魔法関係ならば自分の知識でどうにかなるが、古今東西どんな魔法使いでも成功した試しのない時間移動によりやって来たなどどうすればいいのか。これならば単純に敵対者が来たと言う方が楽だった気がする。

 未来からポンと飛んで来たのならば監視の目に気付かれずにビルが建ったのも頷けるが、それをどう他の者に説明すればいいのか分からない。そして彼女は未来から来た事を極力ばらさないで欲しいと言う。理由を聞けば、未来の事を知られ過ぎると帰れなくなるからだとか。理屈はよく分からないが、これでは未来から事故で来ただけだからーなんて説明をする事も出来やしない。まぁ、そんな説明で納得するとは思えないが、その辺りを伏せたままでは彼女が敵対者ではないと証明しづらいのが困る。この問題の難しさに近右衛門の長い頭の中ではダイコンを持った妖精が踊り狂っていた。

 

 「あー……、大丈夫ですか? 学園長」

 

 頭を抱えてウンウン唸っている近右衛門に高畑は気の毒そうに声を掛けた。彼でもすぐには納得出来ない話なのだ。高畑以上に責任のある立場の近右衛門には夕映が来て生じる様々な問題の責任を負わねばならないので、そう簡単に決める事が出来ないのだ。

 

 「ふぅ……。とりあえず、麻帆良に敵対する者じゃ無いと分かったし、今日は帰ってよいぞ、夕映君」

 

 「あ、はい。分かったです」

 

 「おっと、そうじゃ。
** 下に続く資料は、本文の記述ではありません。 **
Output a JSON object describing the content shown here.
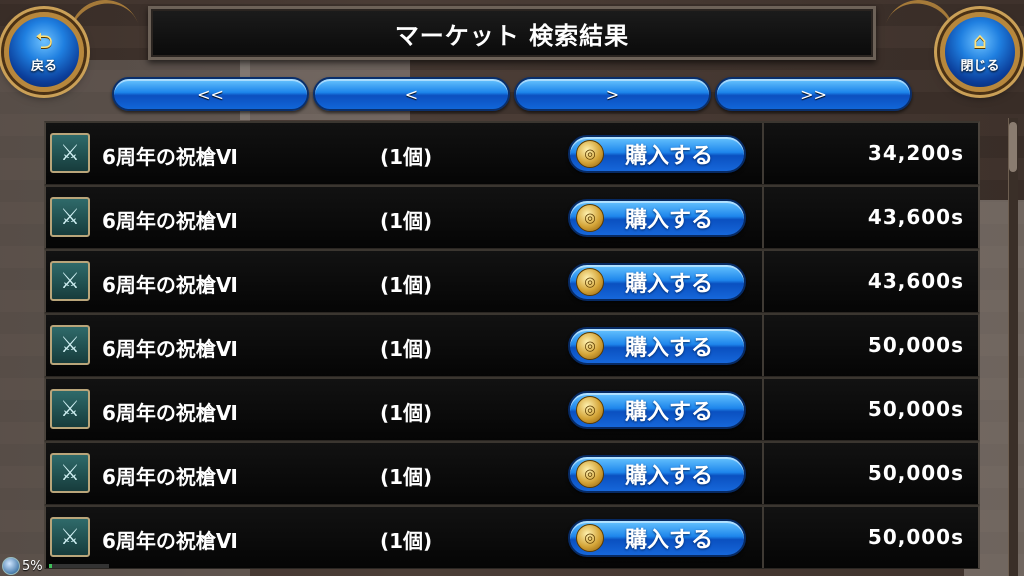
{
  "header": {
    "title": "マーケット 検索結果",
    "back_label": "戻る",
    "close_label": "閉じる"
  },
  "pager": [
    {
      "label": "<<"
    },
    {
      "label": "<"
    },
    {
      "label": ">"
    },
    {
      "label": ">>"
    }
  ],
  "listings": [
    {
      "name": "6周年の祝槍Ⅵ",
      "qty": "(1個)",
      "buy_label": "購入する",
      "price": "34,200s"
    },
    {
      "name": "6周年の祝槍Ⅵ",
      "qty": "(1個)",
      "buy_label": "購入する",
      "price": "43,600s"
    },
    {
      "name": "6周年の祝槍Ⅵ",
      "qty": "(1個)",
      "buy_label": "購入する",
      "price": "43,600s"
    },
    {
      "name": "6周年の祝槍Ⅵ",
      "qty": "(1個)",
      "buy_label": "購入する",
      "price": "50,000s"
    },
    {
      "name": "6周年の祝槍Ⅵ",
      "qty": "(1個)",
      "buy_label": "購入する",
      "price": "50,000s"
    },
    {
      "name": "6周年の祝槍Ⅵ",
      "qty": "(1個)",
      "buy_label": "購入する",
      "price": "50,000s"
    },
    {
      "name": "6周年の祝槍Ⅵ",
      "qty": "(1個)",
      "buy_label": "購入する",
      "price": "50,000s"
    }
  ],
  "status": {
    "percent": "5%",
    "progress_fraction": 0.05
  },
  "colors": {
    "button_blue": "#1c84ea",
    "frame_gold": "#b7873c",
    "row_bg": "#0a0a0a"
  },
  "icons": {
    "back": "back-arrow-icon",
    "close": "home-icon",
    "item": "spear-icon",
    "coin": "coin-icon"
  }
}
また後で呼ぶかもしれんから、電話番号を教えて貰えるかの?」

 

 帰すのはいいが、連絡先が分からないと色々不便だと思った近右衛門は、とりあえず夕映の電話番号を聞く事にした。

 

 「はいです。……あ、でも繋がらないかも知れないですね」

 

 「ふぉ? 何故じゃ?」

 

 「この時代に私の番号は契約されてないはずですから」

 

 そう。ここは彼女にとって過去の世界。電話などが契約されているのは8年後なのだ。電話機があり、線が繋がっていようとも使う事は出来ない。

 

 「あー……、なるほどのぅ。では、その時は高畑君に呼びに行って貰うかの」

 

 結局人力で連絡を取る事にして、今日は解散する事となった。本当はマズイのだが、このままここに居てもらっても解決策は出て来ないし、しばらく一人になって頭を休めたい近右衛門だった。

 

 

 学園長室を追い出される形になった夕映は、高畑と共に学生でごった返す食堂棟に来ていた。地下から屋上まで全て飲食店が占めているこの食堂棟は、夕映の食生活の要である。毎食ここで食べても、その飲食店の多さからメニューがかぶる事がないので飽きる事がないと言うのが理由の一つだ。ちなみにもう一つの理由は安いからだった。

 

 「夕映君、これからどうするんだい?」

 

 「まずは時計を直せそうな人に会ってみるです。その後は、まぁ、どうしましょうかねぇ」

 

 パスタを手繰りながら夕映は呑気に答えた。

彼女の当ては、確実にどうにか出来ると確信してるので深刻になりようが無いのだ。

 

 「ははっ、呑気だね。いっそ、こっちで教師でもしてみるかい?」

 

 「少しすれば帰ると言うのに、教師なんて出来ませんよ。蓄えもあるですし、のんびりしてます」

 

 目標のISSDAに就職する事以外にはとことん無気力な夕映である。

高畑は、そんな夕映を見て苦笑すると自分の昼食に取り掛かった。端から見るとなんとも仲の良さそうな光景に見え、1部の者達はあの[死の眼鏡](デスメガネ)に恋人が出来たのか、いや親戚か兄妹では、などと大騒ぎしていた。

 

 

 「じゃあ、夕映君。僕は午後の授業があるからもう行くけど、大丈夫かい?」

 

 「えぇ。過去から未来まで何年も麻帆良で暮らしているんです。迷子にはならないですよ」

 

 「ははっ、その心配はしてないよ。ただ、どうも未来は魔法に関しておおらかみたいだからね。間違って使わないように頼むよ」

 

 「む、そうですね。気を付けるです」

 

 魔法に関する感覚の違いを指摘する高畑の言葉に、夕映は今一度気を引き締めた。いつも通りに使っていると、すぐにバレてしまい、余計な騒ぎが起きるのが簡単に想像出来たからだ。

 

 「じゃあ、よろしく頼むよ」

 

 「えぇ。分かったです」

 

 授業に出る為に中等部に向かう高畑を、軽く手を上げつつ見送って夕映も移動を開始する。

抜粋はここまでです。